Nevertheless, the inflow of funds into Ethereum spot ETFs is far lower than that of Bitcoin spot ETFs. According to CoinGlass, as of the time of writing, since their launch in July, Ethereum spot ETF products from eight issuers have attracted only $2.3 billion in inflows, while Grayscale Ethereum Trust (ETHE) has experienced $3.6 billion in outflows.
Meanwhile, ETFs have not boosted Ethereum's price as they have for Bitcoin. After peaking at around $4,100 in early December, the cryptocurrency is currently trading at about $3,400. Unlike Bitcoin, Ethereum has not yet broken its historical high in 2024, nor has it come close to that level.
FlaconX Research Director David Lawant told Decrypt that it makes sense that investors have not flocked to the Ethereum ETF, as Ethereum's narrative is relatively less known compared to Bitcoin in the minds of mainstream investors.
Lawant also stated that Bitcoin's narrative as a store of value has been established. However, whether Ethereum is described as a technology play, a smart contract platform, or an application store for Web3 applications, the narrative surrounding Ethereum is not as mature outside the cryptocurrency circle.

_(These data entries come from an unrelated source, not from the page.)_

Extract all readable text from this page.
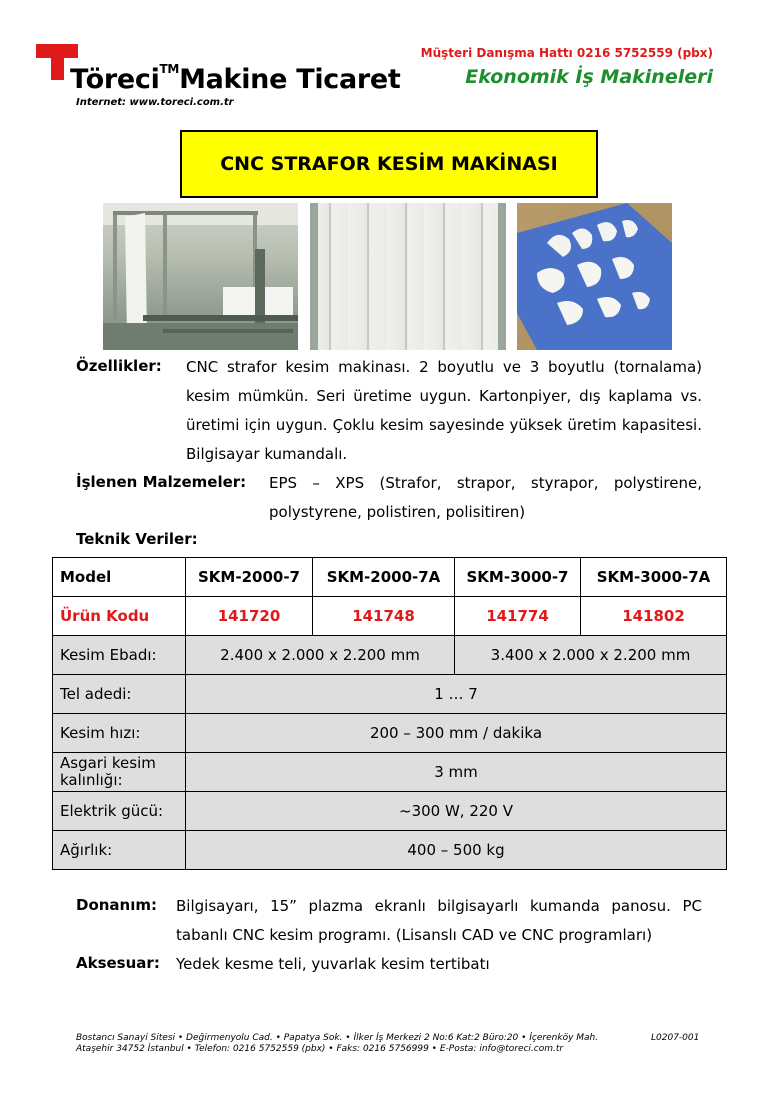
Töreci™Makine Ticaret
Internet: www.toreci.com.tr
Müşteri Danışma Hattı 0216 5752559 (pbx)
Ekonomik İş Makineleri
CNC STRAFOR KESİM MAKİNASI
Özellikler: CNC strafor kesim makinası. 2 boyutlu ve 3 boyutlu (tornalama) kesim mümkün. Seri üretime uygun. Kartonpiyer, dış kaplama vs. üretimi için uygun. Çoklu kesim sayesinde yüksek üretim kapasitesi. Bilgisayar kumandalı.
İşlenen Malzemeler: EPS – XPS (Strafor, strapor, styrapor, polystirene, polystyrene, polistiren, polisitiren)
Teknik Veriler:
Model	SKM-2000-7	SKM-2000-7A	SKM-3000-7	SKM-3000-7A
Ürün Kodu	141720	141748	141774	141802
Kesim Ebadı:	2.400 x 2.000 x 2.200 mm		3.400 x 2.000 x 2.200 mm	
Tel adedi:	1 … 7			
Kesim hızı:	200 – 300 mm / dakika			
Asgari kesim kalınlığı:	3 mm			
Elektrik gücü:	~300 W, 220 V			
Ağırlık:	400 – 500 kg			
Donanım: Bilgisayarı, 15” plazma ekranlı bilgisayarlı kumanda panosu. PC tabanlı CNC kesim programı. (Lisanslı CAD ve CNC programları)
Aksesuar: Yedek kesme teli, yuvarlak kesim tertibatı
Bostancı Sanayi Sitesi • Değirmenyolu Cad. • Papatya Sok. • İlker İş Merkezi 2 No:6 Kat:2 Büro:20 • İçerenköy Mah.
Ataşehir 34752 İstanbul • Telefon: 0216 5752559 (pbx) • Faks: 0216 5756999 • E-Posta: info@toreci.com.tr
L0207-001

"Ethereum is different from Bitcoin," Lawant said, "You can tell the story from different angles, but no matter how you tell it, it's a different story."

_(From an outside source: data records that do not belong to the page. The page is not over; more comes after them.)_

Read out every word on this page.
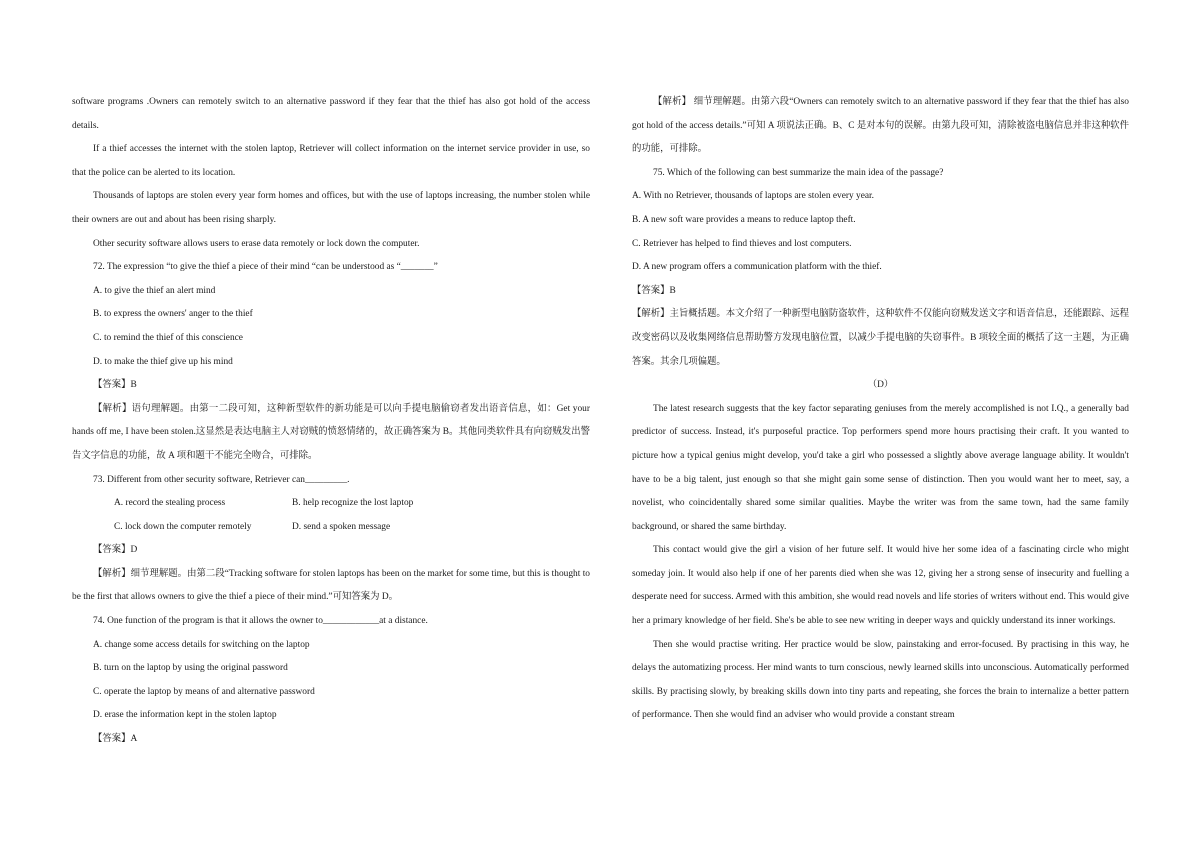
software programs .Owners can remotely switch to an alternative password if they fear that the thief has also got hold of the access details.

If a thief accesses the internet with the stolen laptop, Retriever will collect information on the internet service provider in use, so that the police can be alerted to its location.

Thousands of laptops are stolen every year form homes and offices, but with the use of laptops increasing, the number stolen while their owners are out and about has been rising sharply.

Other security software allows users to erase data remotely or lock down the computer.

72. The expression “to give the thief a piece of their mind “can be understood as “_______”

A. to give the thief an alert mind

B. to express the owners' anger to the thief

C. to remind the thief of this conscience

D. to make the thief give up his mind

【答案】B

【解析】语句理解题。由第一二段可知，这种新型软件的新功能是可以向手提电脑偷窃者发出语音信息，如：Get your hands off me, I have been stolen.这显然是表达电脑主人对窃贼的愤怒情绪的，故正确答案为 B。其他同类软件具有向窃贼发出警告文字信息的功能，故 A 项和题干不能完全吻合，可排除。

73. Different from other security software, Retriever can_________.

A. record the stealing process	B. help recognize the lost laptop

C. lock down the computer remotely	D. send a spoken message

【答案】D

【解析】细节理解题。由第二段“Tracking software for stolen laptops has been on the market for some time, but this is thought to be the first that allows owners to give the thief a piece of their mind.”可知答案为 D。

74. One function of the program is that it allows the owner to____________at a distance.

A. change some access details for switching on the laptop

B. turn on the laptop by using the original password

C. operate the laptop by means of and alternative password

D. erase the information kept in the stolen laptop

【答案】A

【解析】 细节理解题。由第六段“Owners can remotely switch to an alternative password if they fear that the thief has also got hold of the access details.”可知 A 项说法正确。B、C 是对本句的误解。由第九段可知，清除被盗电脑信息并非这种软件的功能，可排除。

75. Which of the following can best summarize the main idea of the passage?

A. With no Retriever, thousands of laptops are stolen every year.

B. A new soft ware provides a means to reduce laptop theft.

C. Retriever has helped to find thieves and lost computers.

D. A new program offers a communication platform with the thief.

【答案】B

【解析】主旨概括题。本文介绍了一种新型电脑防盗软件，这种软件不仅能向窃贼发送文字和语音信息，还能跟踪、远程改变密码以及收集网络信息帮助警方发现电脑位置，以减少手提电脑的失窃事件。B 项较全面的概括了这一主题，为正确答案。其余几项偏题。

（D）

The latest research suggests that the key factor separating geniuses from the merely accomplished is not I.Q., a generally bad predictor of success. Instead, it's purposeful practice. Top performers spend more hours practising their craft. It you wanted to picture how a typical genius might develop, you'd take a girl who possessed a slightly above average language ability. It wouldn't have to be a big talent, just enough so that she might gain some sense of distinction. Then you would want her to meet, say, a novelist, who coincidentally shared some similar qualities. Maybe the writer was from the same town, had the same family background, or shared the same birthday.

This contact would give the girl a vision of her future self. It would hive her some idea of a fascinating circle who might someday join. It would also help if one of her parents died when she was 12, giving her a strong sense of insecurity and fuelling a desperate need for success. Armed with this ambition, she would read novels and life stories of writers without end. This would give her a primary knowledge of her field. She's be able to see new writing in deeper ways and quickly understand its inner workings.

Then she would practise writing. Her practice would be slow, painstaking and error-focused. By practising in this way, he delays the automatizing process. Her mind wants to turn conscious, newly learned skills into unconscious. Automatically performed skills. By practising slowly, by breaking skills down into tiny parts and repeating, she forces the brain to internalize a better pattern of performance. Then she would find an adviser who would provide a constant stream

Currently, Bitcoin and Ethereum are the only two digital assets in the U.S. with spot ETFs. However, as the Trump administration seeks to establish a cryptocurrency-friendly SEC, asset management companies have applied for ETFs covering an increasing number of other digital assets, such as Solana, XRP, and Litecoin. Analysts told Decrypt that in this environment, even a Dogecoin ETF seems less far-fetched.
Whether the applications for these cryptocurrencies are approved may depend on Gensler's successor Paul Atkins, who was an SEC commissioner and is also Trump's nominated successor. Meanwhile, Bitcoin and Ethereum spot ETFs will continue to trade, facing higher standards and expectations after their first successful year.